If that isn't possible I would setup a tunnel or VPN between the webserver and printserver networks. That way you can make the print request from the webserver on the server-side instead of the client. If you use curl, there are flags to ignore invalid SSL certificates etc. (I still suspect it's nicer to introduce a queue anyway, so the print requests aren't blocking).
If the webserver can make an ssh connection to something on the network where the printserver is on, you could do something like: ssh params user#host some curl command here.
Third option I can think of, if printserver can bind to for example a subdomain of the webserver domain, like: print.somedomain.com, you may be able to make it trusted by the somedomain.com certificate, IIRC you have to create a CSR (Certificate Signing Request) from the printserver certificate, and sign it with the somedomain.com certificate. Perhaps it doesn't even need to be a subdomain for this per se, but maybe that's a requirement for the browser to do it client-side.
The easiest way is to add a route to the webapp that does nothing more than relay the request to the print server. So make your AJAX POST request to https://myapp.com/print, and the server-side code powering that makes a request to http://printerserver/print.php, with the exact same POST content it received itself. As #dnozay said, this is commonly called a reverse proxy. Yes, to do that you'll have to reconfigure your printserver to accept (authenticated) requests from the webserver.
Alternatively, you could switch the printserver to https and directly call it from the client.
Note that an insecure (http) web-socket connection on a secure (https) page probably won't work either. And for good reason: generally it's a bad idea to mislead people by making insecure connections from what appears to them to be a secure page.

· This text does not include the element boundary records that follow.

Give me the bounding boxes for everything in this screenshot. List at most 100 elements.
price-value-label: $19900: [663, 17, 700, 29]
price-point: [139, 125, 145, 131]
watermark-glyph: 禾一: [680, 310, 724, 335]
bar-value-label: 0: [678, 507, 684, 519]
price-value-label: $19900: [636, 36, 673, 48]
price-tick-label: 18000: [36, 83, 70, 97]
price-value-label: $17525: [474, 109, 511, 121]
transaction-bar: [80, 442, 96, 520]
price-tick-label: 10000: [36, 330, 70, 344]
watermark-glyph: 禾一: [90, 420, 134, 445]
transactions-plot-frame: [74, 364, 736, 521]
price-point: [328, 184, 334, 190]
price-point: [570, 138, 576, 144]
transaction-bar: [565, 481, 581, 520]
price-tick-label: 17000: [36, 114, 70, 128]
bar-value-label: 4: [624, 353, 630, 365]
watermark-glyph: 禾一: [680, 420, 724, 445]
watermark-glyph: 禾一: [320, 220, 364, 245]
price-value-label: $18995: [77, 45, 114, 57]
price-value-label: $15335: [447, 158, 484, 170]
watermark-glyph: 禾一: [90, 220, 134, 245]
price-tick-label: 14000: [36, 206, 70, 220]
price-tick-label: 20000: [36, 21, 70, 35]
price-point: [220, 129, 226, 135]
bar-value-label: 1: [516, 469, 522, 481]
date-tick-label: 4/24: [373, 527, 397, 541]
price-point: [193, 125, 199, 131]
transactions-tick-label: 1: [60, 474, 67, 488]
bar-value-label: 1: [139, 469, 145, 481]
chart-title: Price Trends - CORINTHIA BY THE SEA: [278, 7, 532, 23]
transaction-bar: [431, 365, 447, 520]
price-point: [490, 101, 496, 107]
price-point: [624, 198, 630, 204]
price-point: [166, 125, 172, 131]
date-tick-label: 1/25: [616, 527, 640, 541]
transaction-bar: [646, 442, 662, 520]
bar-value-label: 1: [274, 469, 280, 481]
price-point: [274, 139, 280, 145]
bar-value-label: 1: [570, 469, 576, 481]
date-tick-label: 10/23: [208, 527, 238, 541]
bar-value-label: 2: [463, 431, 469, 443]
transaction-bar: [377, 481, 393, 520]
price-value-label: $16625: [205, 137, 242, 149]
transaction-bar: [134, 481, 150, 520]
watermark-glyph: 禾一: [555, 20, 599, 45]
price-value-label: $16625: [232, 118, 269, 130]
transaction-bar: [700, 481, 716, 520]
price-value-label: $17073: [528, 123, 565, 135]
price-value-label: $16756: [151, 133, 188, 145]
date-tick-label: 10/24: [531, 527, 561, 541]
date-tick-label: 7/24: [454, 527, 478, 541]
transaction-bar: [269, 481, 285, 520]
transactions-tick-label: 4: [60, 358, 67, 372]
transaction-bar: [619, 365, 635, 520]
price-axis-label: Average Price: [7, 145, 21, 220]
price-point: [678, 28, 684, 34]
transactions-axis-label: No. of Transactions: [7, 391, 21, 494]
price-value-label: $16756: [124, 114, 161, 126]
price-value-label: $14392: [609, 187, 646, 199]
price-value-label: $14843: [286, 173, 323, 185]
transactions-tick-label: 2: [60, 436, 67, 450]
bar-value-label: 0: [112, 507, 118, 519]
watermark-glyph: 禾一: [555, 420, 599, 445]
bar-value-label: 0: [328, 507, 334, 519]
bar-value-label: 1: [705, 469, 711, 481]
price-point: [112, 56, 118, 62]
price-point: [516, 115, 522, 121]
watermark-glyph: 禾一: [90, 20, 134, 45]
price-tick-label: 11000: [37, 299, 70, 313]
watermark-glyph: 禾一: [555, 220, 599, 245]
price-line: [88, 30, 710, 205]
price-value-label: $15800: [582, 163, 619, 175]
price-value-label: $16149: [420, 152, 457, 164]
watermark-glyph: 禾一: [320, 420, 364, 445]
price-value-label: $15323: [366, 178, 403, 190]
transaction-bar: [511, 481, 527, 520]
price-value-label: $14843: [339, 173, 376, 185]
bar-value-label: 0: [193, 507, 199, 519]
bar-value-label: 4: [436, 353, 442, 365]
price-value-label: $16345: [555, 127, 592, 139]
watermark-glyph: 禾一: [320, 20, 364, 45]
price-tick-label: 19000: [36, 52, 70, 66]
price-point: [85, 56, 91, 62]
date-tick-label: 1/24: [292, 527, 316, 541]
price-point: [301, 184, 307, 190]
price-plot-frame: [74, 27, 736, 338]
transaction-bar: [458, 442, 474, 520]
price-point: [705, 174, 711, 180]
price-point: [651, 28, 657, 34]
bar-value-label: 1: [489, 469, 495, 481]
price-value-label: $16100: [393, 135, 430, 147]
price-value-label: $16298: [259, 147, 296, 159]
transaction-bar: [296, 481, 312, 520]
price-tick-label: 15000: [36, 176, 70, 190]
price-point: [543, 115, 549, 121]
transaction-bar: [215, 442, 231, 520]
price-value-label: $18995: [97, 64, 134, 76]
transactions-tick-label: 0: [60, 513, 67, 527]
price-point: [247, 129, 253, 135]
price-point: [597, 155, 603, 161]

The server hosting the https webapp can reverse proxy the print server,
but since the printer is local to the user, this may not work.
The print server should have the correct CORS headers
Access-Control-Allow-Origin: *
or:
Access-Control-Allow-Origin: https://www.example.com
However there are pitfalls with using the wildcard.
From what I understand from the question, printserver is not accessible from the web application so the reverse proxy solution won't work here.
You are restricted from making requests from the browser to the printserver by cross-origin-policy.
If wish to communicate with the printserver from an HTTPS page you will need the printserver to expose print.php as HTTPS too.
You could create a DNS A record as a subdomain of your web application that resolves to the internal address of your printserver.
With those steps in place you should be able to update your printserver page to respond with permissive CORS headers which the browser should then respect. I don't think the browser will even issue CORS requests across different protocol schemes (HTTPS vs HTTP) or to internal domains, without a TLD.